Per quanto riguarda il rischio microbiologico, «la Lysteria – spiega – è un batterio molto pericoloso, soprattutto per le donne in gravidanza. Può determinare una forma particolare di meningite e può essere anche letale. Riesce anche a moltiplicarsi a temperature di frigorifero (+4°C), che rallentano la moltiplicazione microbica, ma non la bloccano, il che lo rende particolarmente insidioso. In genere si annida in latticini e formaggi non stagionati».
«Le micotossine – continua Atzori– raramente si riesce a bloccarle nella materia prima, per esempio il mais, per cui si ritrovano poi nella catena alimentare, dal latte, ai biscotti, alla pasta. Spesso sono termoresistenti e i processi di bonifica attraverso la temperatura lungo la catena di produzione sono generalmente troppo rapidi per abbatterle. I vegani e vegetariani, che abitualmente pensano di essere fuori da alcune dinamiche di rischio, sbagliano. Idem per chi consuma un prodotto bio, che può essere anch’esso soggetto a contaminazione».

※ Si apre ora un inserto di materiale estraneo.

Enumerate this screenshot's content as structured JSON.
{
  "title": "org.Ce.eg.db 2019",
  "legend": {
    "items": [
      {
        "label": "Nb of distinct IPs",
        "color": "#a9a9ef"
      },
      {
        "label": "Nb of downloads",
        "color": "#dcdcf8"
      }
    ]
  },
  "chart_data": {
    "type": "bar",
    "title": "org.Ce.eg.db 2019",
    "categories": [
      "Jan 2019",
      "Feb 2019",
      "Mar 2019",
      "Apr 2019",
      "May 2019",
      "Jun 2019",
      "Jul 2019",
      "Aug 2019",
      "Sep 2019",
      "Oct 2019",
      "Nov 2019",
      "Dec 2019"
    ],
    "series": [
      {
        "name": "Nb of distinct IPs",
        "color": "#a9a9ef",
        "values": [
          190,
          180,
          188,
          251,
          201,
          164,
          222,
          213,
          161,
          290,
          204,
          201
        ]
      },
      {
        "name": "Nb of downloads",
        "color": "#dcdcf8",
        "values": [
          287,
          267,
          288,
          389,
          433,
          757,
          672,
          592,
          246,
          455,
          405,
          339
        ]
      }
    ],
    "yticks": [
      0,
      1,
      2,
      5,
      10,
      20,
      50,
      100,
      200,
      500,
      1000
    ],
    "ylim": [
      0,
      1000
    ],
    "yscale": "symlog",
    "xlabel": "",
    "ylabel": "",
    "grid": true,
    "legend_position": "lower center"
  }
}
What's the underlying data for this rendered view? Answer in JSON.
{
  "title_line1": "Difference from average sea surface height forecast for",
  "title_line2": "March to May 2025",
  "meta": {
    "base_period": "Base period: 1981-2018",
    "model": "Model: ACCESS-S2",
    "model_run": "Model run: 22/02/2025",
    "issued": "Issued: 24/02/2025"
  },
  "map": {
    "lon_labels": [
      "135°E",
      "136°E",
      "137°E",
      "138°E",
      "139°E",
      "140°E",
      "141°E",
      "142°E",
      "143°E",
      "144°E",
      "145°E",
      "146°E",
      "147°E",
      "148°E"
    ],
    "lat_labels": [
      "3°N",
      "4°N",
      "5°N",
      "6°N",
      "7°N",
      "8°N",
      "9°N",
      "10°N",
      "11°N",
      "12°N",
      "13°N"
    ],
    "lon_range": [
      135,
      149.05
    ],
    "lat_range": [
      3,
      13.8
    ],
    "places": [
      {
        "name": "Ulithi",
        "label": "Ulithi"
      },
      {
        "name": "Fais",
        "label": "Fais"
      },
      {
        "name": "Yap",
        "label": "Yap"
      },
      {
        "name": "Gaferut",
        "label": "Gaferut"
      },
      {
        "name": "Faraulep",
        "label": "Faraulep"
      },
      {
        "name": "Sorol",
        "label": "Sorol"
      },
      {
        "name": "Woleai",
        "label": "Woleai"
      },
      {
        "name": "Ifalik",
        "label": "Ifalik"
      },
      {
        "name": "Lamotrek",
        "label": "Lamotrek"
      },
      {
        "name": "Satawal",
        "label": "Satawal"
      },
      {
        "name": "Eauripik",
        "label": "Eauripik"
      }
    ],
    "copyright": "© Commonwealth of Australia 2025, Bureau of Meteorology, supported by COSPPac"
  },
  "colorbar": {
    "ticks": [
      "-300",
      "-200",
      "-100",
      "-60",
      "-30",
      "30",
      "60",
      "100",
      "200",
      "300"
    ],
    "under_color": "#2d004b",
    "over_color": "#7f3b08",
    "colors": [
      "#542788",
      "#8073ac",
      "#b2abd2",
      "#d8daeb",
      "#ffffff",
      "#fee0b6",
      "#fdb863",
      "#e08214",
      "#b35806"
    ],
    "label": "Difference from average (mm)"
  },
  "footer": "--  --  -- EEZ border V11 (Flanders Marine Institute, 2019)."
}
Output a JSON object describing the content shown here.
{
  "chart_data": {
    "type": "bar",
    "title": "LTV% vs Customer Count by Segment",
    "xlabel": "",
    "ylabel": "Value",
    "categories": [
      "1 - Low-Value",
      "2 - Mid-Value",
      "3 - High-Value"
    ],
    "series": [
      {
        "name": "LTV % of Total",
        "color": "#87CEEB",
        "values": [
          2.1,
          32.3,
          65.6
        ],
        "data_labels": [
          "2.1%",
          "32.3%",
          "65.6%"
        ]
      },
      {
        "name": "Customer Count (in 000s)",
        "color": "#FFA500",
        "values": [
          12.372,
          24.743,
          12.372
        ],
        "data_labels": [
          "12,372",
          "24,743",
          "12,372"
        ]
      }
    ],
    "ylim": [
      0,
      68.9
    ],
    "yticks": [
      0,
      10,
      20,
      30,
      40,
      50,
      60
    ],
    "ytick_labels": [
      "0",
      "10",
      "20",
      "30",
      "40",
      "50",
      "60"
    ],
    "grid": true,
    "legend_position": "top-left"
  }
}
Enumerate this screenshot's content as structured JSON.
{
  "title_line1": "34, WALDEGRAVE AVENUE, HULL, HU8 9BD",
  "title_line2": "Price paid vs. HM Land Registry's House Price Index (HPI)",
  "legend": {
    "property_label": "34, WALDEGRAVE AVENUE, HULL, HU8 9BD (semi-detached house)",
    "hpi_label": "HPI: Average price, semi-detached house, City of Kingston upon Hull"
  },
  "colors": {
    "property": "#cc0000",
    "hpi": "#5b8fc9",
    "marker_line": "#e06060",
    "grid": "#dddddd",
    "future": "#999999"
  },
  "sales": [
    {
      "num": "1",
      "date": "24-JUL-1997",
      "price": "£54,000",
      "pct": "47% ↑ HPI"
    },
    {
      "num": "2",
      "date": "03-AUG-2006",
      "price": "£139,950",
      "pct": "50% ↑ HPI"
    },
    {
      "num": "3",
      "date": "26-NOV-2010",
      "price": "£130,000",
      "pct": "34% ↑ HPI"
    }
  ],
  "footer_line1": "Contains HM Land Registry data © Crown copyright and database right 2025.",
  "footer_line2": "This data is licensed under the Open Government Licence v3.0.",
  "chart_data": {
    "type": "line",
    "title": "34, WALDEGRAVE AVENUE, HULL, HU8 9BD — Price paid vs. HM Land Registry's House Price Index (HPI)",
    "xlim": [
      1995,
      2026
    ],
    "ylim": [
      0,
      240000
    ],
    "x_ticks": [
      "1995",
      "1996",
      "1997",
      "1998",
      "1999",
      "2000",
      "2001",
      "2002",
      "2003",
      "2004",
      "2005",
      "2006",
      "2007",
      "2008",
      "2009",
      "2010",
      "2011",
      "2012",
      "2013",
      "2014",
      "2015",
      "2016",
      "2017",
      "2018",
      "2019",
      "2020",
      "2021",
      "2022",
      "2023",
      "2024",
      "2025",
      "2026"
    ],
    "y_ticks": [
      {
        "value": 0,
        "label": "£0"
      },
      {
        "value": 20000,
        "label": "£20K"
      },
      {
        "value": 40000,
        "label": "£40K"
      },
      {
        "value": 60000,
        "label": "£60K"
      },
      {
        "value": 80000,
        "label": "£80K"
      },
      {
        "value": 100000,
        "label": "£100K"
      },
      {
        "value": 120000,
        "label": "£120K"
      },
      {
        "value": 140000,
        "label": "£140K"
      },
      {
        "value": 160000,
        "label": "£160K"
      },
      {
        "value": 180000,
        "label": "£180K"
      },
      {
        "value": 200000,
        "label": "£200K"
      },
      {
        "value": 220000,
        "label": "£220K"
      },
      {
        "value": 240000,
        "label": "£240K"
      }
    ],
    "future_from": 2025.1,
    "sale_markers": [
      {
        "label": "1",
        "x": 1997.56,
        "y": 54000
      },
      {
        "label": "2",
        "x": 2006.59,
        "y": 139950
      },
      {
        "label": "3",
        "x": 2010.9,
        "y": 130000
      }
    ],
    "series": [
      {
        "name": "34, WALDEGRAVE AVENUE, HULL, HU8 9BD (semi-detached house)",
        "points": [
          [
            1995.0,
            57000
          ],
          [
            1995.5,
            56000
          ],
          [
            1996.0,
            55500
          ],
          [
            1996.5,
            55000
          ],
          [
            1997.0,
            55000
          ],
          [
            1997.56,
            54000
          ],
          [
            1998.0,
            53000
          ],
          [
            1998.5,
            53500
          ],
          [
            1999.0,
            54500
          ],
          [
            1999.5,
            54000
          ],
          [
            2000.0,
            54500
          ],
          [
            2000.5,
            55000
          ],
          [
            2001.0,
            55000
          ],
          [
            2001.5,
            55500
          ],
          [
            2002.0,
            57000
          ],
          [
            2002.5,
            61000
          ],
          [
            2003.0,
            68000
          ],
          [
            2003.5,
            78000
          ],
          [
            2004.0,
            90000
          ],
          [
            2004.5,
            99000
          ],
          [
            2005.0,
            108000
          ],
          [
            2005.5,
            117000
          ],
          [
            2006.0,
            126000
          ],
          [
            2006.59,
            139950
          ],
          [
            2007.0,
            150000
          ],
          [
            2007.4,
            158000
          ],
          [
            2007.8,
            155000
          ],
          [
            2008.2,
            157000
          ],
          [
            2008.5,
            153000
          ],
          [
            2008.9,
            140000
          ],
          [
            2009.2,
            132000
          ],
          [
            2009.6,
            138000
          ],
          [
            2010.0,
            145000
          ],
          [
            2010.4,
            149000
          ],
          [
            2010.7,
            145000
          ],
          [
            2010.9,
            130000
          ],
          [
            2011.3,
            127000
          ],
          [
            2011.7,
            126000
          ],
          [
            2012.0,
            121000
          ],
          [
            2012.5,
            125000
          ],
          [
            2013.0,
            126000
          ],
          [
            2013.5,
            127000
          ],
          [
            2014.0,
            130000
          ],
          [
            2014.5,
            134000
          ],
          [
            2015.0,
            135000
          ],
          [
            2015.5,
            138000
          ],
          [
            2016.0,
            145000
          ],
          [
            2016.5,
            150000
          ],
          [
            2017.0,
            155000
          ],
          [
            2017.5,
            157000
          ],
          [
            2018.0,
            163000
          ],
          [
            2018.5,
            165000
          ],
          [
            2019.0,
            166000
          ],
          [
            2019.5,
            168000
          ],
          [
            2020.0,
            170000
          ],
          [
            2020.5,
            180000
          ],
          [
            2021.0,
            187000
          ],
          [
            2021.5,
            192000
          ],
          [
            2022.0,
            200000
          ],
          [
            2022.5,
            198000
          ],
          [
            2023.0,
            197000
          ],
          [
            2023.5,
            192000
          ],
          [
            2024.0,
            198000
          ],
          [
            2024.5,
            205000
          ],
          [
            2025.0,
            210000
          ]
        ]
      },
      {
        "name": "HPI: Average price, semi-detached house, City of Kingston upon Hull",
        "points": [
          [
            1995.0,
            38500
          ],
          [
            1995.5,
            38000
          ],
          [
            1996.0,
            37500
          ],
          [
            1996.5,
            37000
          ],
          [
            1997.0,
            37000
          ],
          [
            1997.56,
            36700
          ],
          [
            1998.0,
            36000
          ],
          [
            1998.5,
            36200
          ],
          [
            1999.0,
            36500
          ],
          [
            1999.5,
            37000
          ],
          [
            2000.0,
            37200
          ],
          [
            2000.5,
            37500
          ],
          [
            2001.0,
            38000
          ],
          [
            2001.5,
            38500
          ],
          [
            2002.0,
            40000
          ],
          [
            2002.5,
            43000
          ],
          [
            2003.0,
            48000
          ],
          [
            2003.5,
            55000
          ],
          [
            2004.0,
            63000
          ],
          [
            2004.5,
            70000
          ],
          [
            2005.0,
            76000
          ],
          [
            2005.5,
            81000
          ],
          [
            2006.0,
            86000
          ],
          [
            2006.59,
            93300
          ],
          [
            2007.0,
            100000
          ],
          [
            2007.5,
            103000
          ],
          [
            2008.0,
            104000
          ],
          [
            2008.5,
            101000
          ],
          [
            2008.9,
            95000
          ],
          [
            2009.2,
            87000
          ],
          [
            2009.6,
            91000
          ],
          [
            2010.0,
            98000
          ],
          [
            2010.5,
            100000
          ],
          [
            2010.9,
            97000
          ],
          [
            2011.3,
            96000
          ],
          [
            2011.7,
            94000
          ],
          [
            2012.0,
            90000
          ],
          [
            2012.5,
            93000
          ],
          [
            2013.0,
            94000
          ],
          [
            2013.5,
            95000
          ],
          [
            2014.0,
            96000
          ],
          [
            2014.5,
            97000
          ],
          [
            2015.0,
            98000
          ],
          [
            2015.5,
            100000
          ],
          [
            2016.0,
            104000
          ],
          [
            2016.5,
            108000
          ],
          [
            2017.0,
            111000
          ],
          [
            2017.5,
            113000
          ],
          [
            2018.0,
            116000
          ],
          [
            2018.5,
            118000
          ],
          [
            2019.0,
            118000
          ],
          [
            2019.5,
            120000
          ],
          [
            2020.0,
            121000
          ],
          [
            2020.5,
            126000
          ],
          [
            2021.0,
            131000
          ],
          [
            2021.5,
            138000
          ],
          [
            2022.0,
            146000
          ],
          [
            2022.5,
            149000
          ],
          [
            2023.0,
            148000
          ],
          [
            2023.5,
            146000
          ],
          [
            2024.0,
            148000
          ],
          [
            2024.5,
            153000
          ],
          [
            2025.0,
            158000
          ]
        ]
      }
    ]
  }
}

«In merito poi alla presenza di tracce di antibiotici negli alimenti – prosegue il biologo – la questione è misconosciuta. Tra un pollo di allevamento trattato con antibiotici, che presenta tracce perché non sono stati rispettati i tempi di sospensione, per esempio, e un secondo pollo che deriva da allevamento che ne fa uso massiccio, ma rispetta perfettamente i tempi di sospensione così da non lasciare residui, quest’ultimo è più pericoloso. L’antibiotico resistenza è dovuta all’utilizzo intensivo e continuato di antibiotici, che generano all’interno dell’animale microrganismi resistenti a seguito di spontanee mutazioni. E questi rischiano di entrare nella catena alimentare, allorché si mangia carne poco cotta».

«La migrazione di metalli è un altro problema serio – spiega Atzori nell’intervista- non si possono controllare tutti i materiali utilizzati che vengono a contatto con gli alimenti (imballaggi primari, attrezzi e utensili). Il cromo esavalente è altamente tossico per l’uomo, è un veleno che può causare problemi renali. Entro il 31 dicembre 2018 in Italia entrerà in vigore una normativa più restrittiva che prevede il cambiamento di un allegato delle acque potabili per questo metallo. A significare quanto sia grave il rischio di accumulo. La migrazione di pericolosi metalli può avvenire attraverso differenti macchinari (affettatrici, macchine per fare il caffè, grattugia formaggi). Un altro metallo pericoloso è l’alluminio, che si ritiene un co-fattore per lo sviluppo dell’Alzheimer. Viene utilizzato nella potabilizzazione delle acque: è probabile che si trovi anche lì, anche se non dovrebbe esserci in quanto ci sono limiti severissimi».

I casi che riguardano i primi sei mesi del 2017, riportati sul sito del Ministero, sono circa una cinquantina. Per Atzori, si tratta probabilmente di dati sottostimati. «Per quanto riguarda il tema generale della sicurezza alimentare – sottolinea Atzori  – tempo fa ho evidenziato una falla nella normativa italiana nel sistema del Rasff. Finché sono gli organi di controllo a evidenziare il problema (di natura chimica, microbiologica eccetera) scatta subito il richiamo o il ritiro dei prodotti. C’è però il caso che sia l’azienda ad accorgersi di qualche anomalia, per esempio una contaminazione. La stessa deve allora ritirarlo (quando non è ancora arrivato al consumatore, ndr) o richiamarlo (se è già stato messo in circolo, ndr). La legge prevede che debba denunciare questo fatto con probabile conseguente sanzione amministrativa e/o penale. L’esito è che la maggior parte delle aziende interviene, ma non si autodenuncia».